今年の第89回アカデミー賞授賞式で起きた前代未聞のハプニング、息を呑んで発表の瞬間を待っていた候補作の関係者はもちろん映画ファンもさぞや驚いたに違いありません。注目度の最も高い作品賞発表の場面で、プレゼンターが受賞作「ムーンライト」を誤って「ラ・ラ・ランド」と発表したわけですから収まりがつきません。原因はどうやら直前に表彰されたばかりの主演女優賞の封筒が再度プレゼンターに手渡されたことにあったようです。

この時期になるとWOWOWアカデミー賞特集と称して過去のアカデミー賞を放映します。遅らばせながら昨年度の作品賞と脚本賞に輝いた「スポットライト 世紀のスクープ」を観ることが出来ました。2003年にボストン・グローブ紙がピューリッツア賞(公益部門)を受賞し広く世に知られたので概ねストーリーは承知していましたが、期待に違わぬ出来栄えの映画でした。

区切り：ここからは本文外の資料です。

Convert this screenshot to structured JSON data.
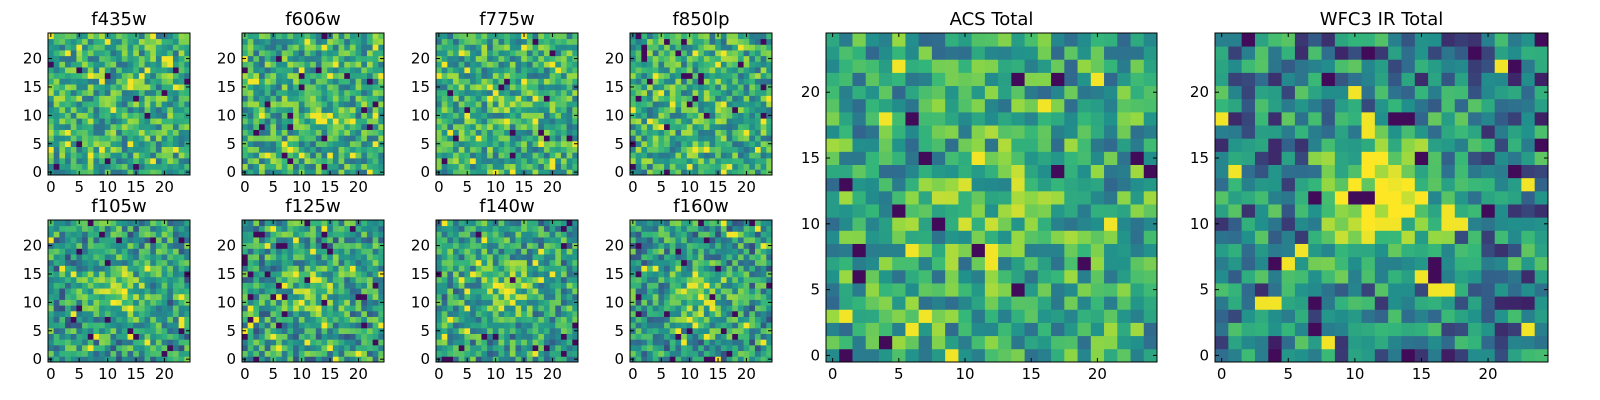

映画は、2001年の夏、取材の主戦場となるボストン・グローブ紙に編集局長バロンが着任したあたりから始まります。マイアミからやってきたユダヤ人のバロンは社交が苦手で寡黙な堅物。髭面で何を考えているのかさえ判然としない彼が、突如、地元のカトリック教会神父による性的虐待事件(sexual abuse)を詳しく掘り下げる方針を打ち出します。同紙の定期購読者の53%がカトリック信者という事情を考えれば、カトリック教会という聖域に切り込んでスキャンダルを暴くことは地方紙グローブにとって返り血を浴びるか、場合によっては致命傷になりかねないチャレンジです。映画タイトルの「スポットライト」とは、同紙の看板ともいえる特集報道欄のことです。ロビーをチームリーダーとする記者4人は、新任局長の命を受けて極秘裏に取材を重ねていきます。


取材開始後まもなく9.11同時多発テロが起きて取材班は中断を余儀なくされます。しばらくして取材が再開すると、記者たちは連日被害者や弁護士を訪ねて町中を奔走します。そしてある日、若い記者がとうとう決定的な証拠を発見します。ところが、デスクのロビーは直ちに記事にはできないと宣言して、証拠を探り当てた記者はひどく落胆して上司をなじります。教会ぐるみの組織的隠蔽システムを暴かない限り、枢機卿が謝罪して幕引きとなることを幹部は怖れたのです。「私たちの仕事はそんな記事を書くことだ」とバロン局長は記者たちを鼓舞します。若い記者を率いるロビー自身はやがて過去の取材で重大な真実を見落としていたことに気づきます。

最後まで劇的場面は一切ありません。記者たちは湧き上がるであろう憤りや悲しみを封印してひたすら取材を続けます。そして、映画は取材記事が紙面に掲載されたところであっけなく幕を閉じます。カトリック教会やその幹部を断罪する場面も登場しません。長期間にわたって隠され続けてきた真実に迫りながら、記者たちは信仰の拠り所を冒涜してしまうかも知れないという危惧感を抱きながら、性的虐待の背景にある神父たちの特殊な境遇にも思いを馳せます。報道の正義を決して振りかざさない記者たちの地道で誠実な取材活動こそ、この映画の実相なのです。地味という形容こそこの映画への最高の賛辞かも知れません。劇的な瞬間はエンドロールになって訪れます。地道な調査報道がもたらした衝撃的な結末に誰もが目を奪われます。映画タイトル「スポットライト」が社会に深く潜む闇を照らし出す一筋の光だったことを知り、ジャーナリズムかくあるべしと思うのでした。